Laddove la Regione è rimasta immobile, il Tar annulla i risultati della gara truccata e finita nell’inchiesta Sorella sanità. La decisione del tribunale amministrativo riguarda la procedura da 227 milioni per la pulizia degli ospedali siciliani. Uno degli appalti più importanti che sarebbero stati pilotati dall’allora presidente della Centrale unica di committenza Fabio Damiani, con la complicità di faccendiere e nell’interesse dei principali imprenditori del settore. I giudici si sono espressi sul ricorso presentato da alcune imprese, intervenendo nello stallo che si è protratto nell’ultimo anno. Una situazione che di fatto ha avuto come conseguenza il rinnovo in proroga dei contratti alle società che attualmente svolgono il servizio, anche quando si è trattato di ditte rimaste invischiate nell’indagine della guardia di finanza.
«Il presidente della commissione ha confessato il reato di corruzione – scrivono i giudici nella sentenza che accoglie il ricorso – al fine di avvantaggiare nella gara le tre odierne controinteressate e così anche ha fatto l’amministratore e legale rappresentante che ha confessato di aver promesso denaro al fine di ottenere la collocazione al primo posto della graduatoria di gara della stessa». Ad arrivare prima in tutti e dieci lotti – per poi aggiudicarsi i quattro migliori, così come previsto dal bando – era stata la Pfe di Salvatore Navarra.

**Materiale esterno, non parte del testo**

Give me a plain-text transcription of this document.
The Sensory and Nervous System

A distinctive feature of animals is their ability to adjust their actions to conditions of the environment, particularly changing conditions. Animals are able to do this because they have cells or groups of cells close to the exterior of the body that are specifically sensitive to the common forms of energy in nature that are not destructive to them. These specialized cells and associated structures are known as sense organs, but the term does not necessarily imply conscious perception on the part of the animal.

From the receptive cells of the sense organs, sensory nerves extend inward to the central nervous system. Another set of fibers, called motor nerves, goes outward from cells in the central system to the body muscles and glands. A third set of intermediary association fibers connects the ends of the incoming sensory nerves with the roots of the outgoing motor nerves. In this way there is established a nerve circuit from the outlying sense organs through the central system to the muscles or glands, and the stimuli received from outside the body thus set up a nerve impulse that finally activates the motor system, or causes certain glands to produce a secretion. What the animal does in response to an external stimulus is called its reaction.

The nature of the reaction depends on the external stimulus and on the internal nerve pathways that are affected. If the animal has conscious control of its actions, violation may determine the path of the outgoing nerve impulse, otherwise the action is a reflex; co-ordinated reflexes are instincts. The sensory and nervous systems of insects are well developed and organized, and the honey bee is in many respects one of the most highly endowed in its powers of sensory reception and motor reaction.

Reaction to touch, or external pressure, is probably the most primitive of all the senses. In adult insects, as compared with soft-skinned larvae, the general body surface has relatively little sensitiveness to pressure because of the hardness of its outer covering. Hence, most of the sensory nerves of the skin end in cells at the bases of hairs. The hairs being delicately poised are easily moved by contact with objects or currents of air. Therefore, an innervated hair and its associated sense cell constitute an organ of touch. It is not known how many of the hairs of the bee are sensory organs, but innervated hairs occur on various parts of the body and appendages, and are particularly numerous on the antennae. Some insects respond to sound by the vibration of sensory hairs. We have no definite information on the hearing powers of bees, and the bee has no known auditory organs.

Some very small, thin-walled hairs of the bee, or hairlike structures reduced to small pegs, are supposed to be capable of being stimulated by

Finora la Centrale unica di committenza si era limitata a sospendere i verdetti in attesa di nuovi sviluppi giudiziari di un processo che al momento si trova nella fase dell’udienza preliminare. La decisione è stata presa dopo avere chiesto un parere all’Avvocatura dello Stato, da cui era arrivato il suggerimento, per il momento, di non annullare la procedura.
Di avviso diverso è stato il Tar, secondo cui esistono motivi sufficienti per procedere diversamente, estromettendo le imprese coinvolte nell’inchiesta per la violazione del patto d’integrità. Quest’ultime si sono opposte sostenendo che l’unico soggetto deputato a prendere queste decisione sarebbe la stazione appaltante. I giudici però hanno sottolineato la «vaghezza dei propositi espressi della Cuc», oltre che il fatto che sia «trascorso un congruo periodo di tempo tale da fare presumere l’assenza di volontà della stazione appaltante di definire le vicende in maniera difforme da quanto già fatto, e cioè con le aggiudicazioni qui impugnate». A incidere per il Tar è poi il fatto che «essendo provata la corruzione o comunque la collusione» l’esclusione diventa automatica «non essendo necessaria alcuna valutazione discrezionale in capo alla stazione appaltante». La partita, tuttavia, non potrebbe essere chiusa. Alcune delle imprese estromesse hanno già annunciato il ricorso al Consiglio di giustizia amministrativa.